I procrastinate the procrastination.


----------



## Slayz (Sep 11, 2017)

I check out The Rock's instagram and immediately snap out of it.

No joke, watching that dude getting shit done inspires the hell out of me


----------



## Jessica (Sep 14, 2017)

I have a serious problem with procrastination. I'm always putting things off until the last minute and then I hastily do them. I always tell myself that I'll fix this problem, but I never get around to it. That seems kind of fitting.


----------



## Nataly (Jan 1, 2018)

I told myself long time ago that I better not procrastinate and respect myself and my time. So no procrastination for me. I live by principle 'Finish up your work, so you are free to do whatever you want.' Been working so far.


----------



## Haruka Katana (Jan 3, 2018)

Set a deadline for yourself


----------



## EJ (Jan 3, 2018)

Evil Pantalones said:


> I check out The Rock's instagram and immediately snap out of it.
> 
> No joke, watching that dude getting shit done inspires the hell out of me



Hahaha, he is pretty motivational.

I like to inspire myself by listening to music, or watching television shows. I'll pay attention to certain elements of characters I like and use it to help drive me to do better. I also consider how good I have it in comparison with others, and get pissed at myself if I didn't progress through some kind of means before a days end. Beforehand, I never really gave a shit about procrastinating. But I know not doing anything makes life hectic.
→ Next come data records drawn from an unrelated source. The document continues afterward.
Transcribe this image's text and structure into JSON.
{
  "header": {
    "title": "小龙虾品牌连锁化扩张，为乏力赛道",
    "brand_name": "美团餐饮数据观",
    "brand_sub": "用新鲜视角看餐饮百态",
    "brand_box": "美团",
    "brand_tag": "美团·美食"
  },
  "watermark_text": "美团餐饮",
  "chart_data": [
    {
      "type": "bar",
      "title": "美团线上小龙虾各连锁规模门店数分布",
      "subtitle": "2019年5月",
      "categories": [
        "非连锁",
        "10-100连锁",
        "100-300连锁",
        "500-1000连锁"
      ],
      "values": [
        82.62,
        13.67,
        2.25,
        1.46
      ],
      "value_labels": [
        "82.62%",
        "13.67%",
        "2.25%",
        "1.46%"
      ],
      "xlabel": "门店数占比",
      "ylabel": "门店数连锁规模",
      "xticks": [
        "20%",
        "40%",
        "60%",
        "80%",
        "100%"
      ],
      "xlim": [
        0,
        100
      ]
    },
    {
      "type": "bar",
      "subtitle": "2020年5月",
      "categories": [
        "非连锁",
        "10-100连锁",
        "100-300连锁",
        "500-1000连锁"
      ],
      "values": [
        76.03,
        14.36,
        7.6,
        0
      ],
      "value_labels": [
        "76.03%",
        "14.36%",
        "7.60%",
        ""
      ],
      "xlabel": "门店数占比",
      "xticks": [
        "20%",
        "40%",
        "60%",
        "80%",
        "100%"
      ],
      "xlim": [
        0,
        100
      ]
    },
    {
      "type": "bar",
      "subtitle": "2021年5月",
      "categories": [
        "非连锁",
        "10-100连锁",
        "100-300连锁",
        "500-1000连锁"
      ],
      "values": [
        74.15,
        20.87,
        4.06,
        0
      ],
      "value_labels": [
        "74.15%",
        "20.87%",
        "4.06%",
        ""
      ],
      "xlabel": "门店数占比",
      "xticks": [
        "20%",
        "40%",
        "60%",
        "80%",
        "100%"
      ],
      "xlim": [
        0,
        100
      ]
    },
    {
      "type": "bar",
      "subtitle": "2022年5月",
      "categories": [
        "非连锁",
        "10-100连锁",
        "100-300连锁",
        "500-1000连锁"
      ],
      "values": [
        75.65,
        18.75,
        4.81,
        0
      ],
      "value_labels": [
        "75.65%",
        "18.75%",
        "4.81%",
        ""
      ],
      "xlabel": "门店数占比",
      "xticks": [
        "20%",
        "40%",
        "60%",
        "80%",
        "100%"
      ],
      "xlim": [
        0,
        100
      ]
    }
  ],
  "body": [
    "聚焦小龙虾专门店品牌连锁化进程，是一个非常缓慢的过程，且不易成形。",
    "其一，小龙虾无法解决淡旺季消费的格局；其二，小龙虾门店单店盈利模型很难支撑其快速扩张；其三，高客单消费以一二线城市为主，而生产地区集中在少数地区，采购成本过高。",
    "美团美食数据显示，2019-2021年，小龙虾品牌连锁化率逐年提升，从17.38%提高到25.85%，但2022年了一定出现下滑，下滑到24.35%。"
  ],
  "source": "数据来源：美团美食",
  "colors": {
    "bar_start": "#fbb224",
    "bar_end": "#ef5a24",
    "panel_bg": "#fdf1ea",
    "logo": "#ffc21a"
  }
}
I procratinate a lot, especially when I get stressed out. Like a month and a half ago I just crashed. Was doing school work, work, trying to balance going to the gym all the time, and my social life in general. So it caused me to start putting stuff off, and in a sense I became even more disorganized. 

It sucks to hear, but its good to have some kind of 'schedule' you work within throughout your day. Like I keep telling myself to learn German or Spanish and I'm off and on with it. But I need to dedicate my time towards one, and spend 30 minutes-hour a day towards it.

Reactions: Like 1


----------